Martha Beatriz Roque, who belongs to that traditional opposition, has also established her position through an article published on Cubanet in which she details other historical moments of calling for a national dialogue, as Oswaldo Payá proposed in his day with the initiative of the Christian Liberation Movement (MCL), which ended up being shipwrecked with the tragic death of its Payá, its founder.

“It has always been said that dialoguing with the dictatorship is the same as speaking with the deaf, without sign language. In fact, those who vote for dialogue, in some opposition circles and also in exile, have been called by the derogatory noun: ’dialogueros’,” says the politician and member of the Group of 75.

In her opinion, the public debates between defenders and detractors of the dialogue only benefit the Government, which sees the disunity among the opponents and so she believes that any difference should be aired in private, but above all proposes that it can be based on a premise to talk about dialogue , the only common point that in her opinion unites the opposition “and that should be the basis of any understanding: the freedom of political prisoners.”

Meanwhile, the harshest statements have come from exile. The influencer Alex Otaola has cried out against dialogue with a short and direct phrase: “You cannot dialogue with the repressor.”

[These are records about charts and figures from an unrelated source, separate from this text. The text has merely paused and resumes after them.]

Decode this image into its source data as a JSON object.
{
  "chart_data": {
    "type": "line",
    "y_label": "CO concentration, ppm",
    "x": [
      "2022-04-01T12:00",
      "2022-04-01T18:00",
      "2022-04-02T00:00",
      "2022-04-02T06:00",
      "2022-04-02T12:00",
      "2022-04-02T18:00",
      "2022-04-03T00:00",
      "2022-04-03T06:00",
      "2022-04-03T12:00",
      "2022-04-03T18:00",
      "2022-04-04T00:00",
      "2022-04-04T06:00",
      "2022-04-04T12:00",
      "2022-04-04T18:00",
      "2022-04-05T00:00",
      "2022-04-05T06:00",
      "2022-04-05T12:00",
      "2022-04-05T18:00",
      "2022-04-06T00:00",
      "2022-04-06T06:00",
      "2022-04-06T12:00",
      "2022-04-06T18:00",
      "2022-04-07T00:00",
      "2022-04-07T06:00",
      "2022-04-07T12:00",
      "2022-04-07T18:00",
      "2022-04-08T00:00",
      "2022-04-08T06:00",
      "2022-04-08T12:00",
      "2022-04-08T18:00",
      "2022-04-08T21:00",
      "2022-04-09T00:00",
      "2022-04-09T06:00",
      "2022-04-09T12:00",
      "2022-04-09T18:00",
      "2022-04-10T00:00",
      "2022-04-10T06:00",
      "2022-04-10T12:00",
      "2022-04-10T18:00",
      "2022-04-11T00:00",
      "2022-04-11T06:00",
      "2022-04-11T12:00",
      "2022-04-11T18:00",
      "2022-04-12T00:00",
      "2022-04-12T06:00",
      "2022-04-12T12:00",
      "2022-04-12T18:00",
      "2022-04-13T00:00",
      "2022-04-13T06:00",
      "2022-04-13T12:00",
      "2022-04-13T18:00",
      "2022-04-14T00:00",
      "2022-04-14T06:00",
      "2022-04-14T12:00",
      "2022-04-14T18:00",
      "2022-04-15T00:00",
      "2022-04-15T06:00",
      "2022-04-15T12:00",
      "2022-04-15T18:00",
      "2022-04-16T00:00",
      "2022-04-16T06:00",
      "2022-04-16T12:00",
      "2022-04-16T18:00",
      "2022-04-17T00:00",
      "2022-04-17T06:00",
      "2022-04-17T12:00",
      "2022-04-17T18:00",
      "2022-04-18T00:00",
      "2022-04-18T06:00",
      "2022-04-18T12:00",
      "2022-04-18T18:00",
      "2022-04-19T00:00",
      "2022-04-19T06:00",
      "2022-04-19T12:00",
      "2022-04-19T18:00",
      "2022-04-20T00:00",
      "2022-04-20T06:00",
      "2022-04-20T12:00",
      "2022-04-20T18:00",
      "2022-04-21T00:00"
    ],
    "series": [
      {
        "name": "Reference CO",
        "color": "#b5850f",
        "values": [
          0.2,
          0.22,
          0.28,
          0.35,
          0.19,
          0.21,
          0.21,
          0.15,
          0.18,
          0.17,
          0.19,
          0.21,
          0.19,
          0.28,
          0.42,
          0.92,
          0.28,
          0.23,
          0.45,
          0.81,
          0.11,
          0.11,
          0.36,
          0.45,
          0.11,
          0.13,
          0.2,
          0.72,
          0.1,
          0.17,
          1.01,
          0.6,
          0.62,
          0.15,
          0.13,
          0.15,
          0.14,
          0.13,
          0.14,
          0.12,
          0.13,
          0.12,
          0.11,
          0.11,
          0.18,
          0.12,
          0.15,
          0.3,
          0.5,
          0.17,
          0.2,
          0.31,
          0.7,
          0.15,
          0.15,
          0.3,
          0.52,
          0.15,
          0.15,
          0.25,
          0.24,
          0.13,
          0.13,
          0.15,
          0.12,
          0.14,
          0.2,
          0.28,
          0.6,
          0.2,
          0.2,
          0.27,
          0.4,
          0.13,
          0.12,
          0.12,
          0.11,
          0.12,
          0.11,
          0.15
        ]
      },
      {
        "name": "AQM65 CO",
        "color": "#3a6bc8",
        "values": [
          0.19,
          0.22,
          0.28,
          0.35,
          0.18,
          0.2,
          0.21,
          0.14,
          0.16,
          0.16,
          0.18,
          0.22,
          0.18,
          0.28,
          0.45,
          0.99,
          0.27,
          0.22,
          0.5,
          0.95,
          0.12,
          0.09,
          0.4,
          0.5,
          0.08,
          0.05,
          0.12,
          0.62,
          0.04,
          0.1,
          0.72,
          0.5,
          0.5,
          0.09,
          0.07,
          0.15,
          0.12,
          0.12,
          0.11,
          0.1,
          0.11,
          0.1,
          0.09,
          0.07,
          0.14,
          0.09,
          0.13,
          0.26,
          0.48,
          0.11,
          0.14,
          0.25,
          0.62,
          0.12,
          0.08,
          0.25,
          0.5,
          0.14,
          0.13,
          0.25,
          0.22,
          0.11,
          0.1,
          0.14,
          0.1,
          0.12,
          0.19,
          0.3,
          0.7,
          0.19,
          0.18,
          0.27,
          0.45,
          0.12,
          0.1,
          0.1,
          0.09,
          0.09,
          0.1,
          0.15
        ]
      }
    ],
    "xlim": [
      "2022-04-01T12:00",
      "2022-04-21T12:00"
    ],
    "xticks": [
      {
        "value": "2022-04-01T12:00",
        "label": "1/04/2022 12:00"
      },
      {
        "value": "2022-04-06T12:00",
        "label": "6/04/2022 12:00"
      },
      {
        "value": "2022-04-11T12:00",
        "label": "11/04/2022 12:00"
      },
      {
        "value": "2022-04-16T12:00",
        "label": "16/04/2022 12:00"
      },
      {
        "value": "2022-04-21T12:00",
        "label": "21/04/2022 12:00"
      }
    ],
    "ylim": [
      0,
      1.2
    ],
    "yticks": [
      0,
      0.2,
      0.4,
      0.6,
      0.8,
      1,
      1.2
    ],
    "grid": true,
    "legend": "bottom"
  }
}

In a video on his YouTube channel, the popular communicator mocks those who ask to sit down with the Government to start the process and accuses them of being collaborators of the regime. “Maduro has gained years in power due to the softness of Capriles, of this and the other, while Venezuelans continue to die,” he denounces.

Otaola considers that these calls to talk are cosmetic and the Government launches them to influence Washington by making it appear that it is willing to negotiate within the island. “With whom is this platform going to dialogue? Among all Cubans of all political currents, all thoughts … Smoke and mirrors, no more. You can not dialogue with dictators,” he says.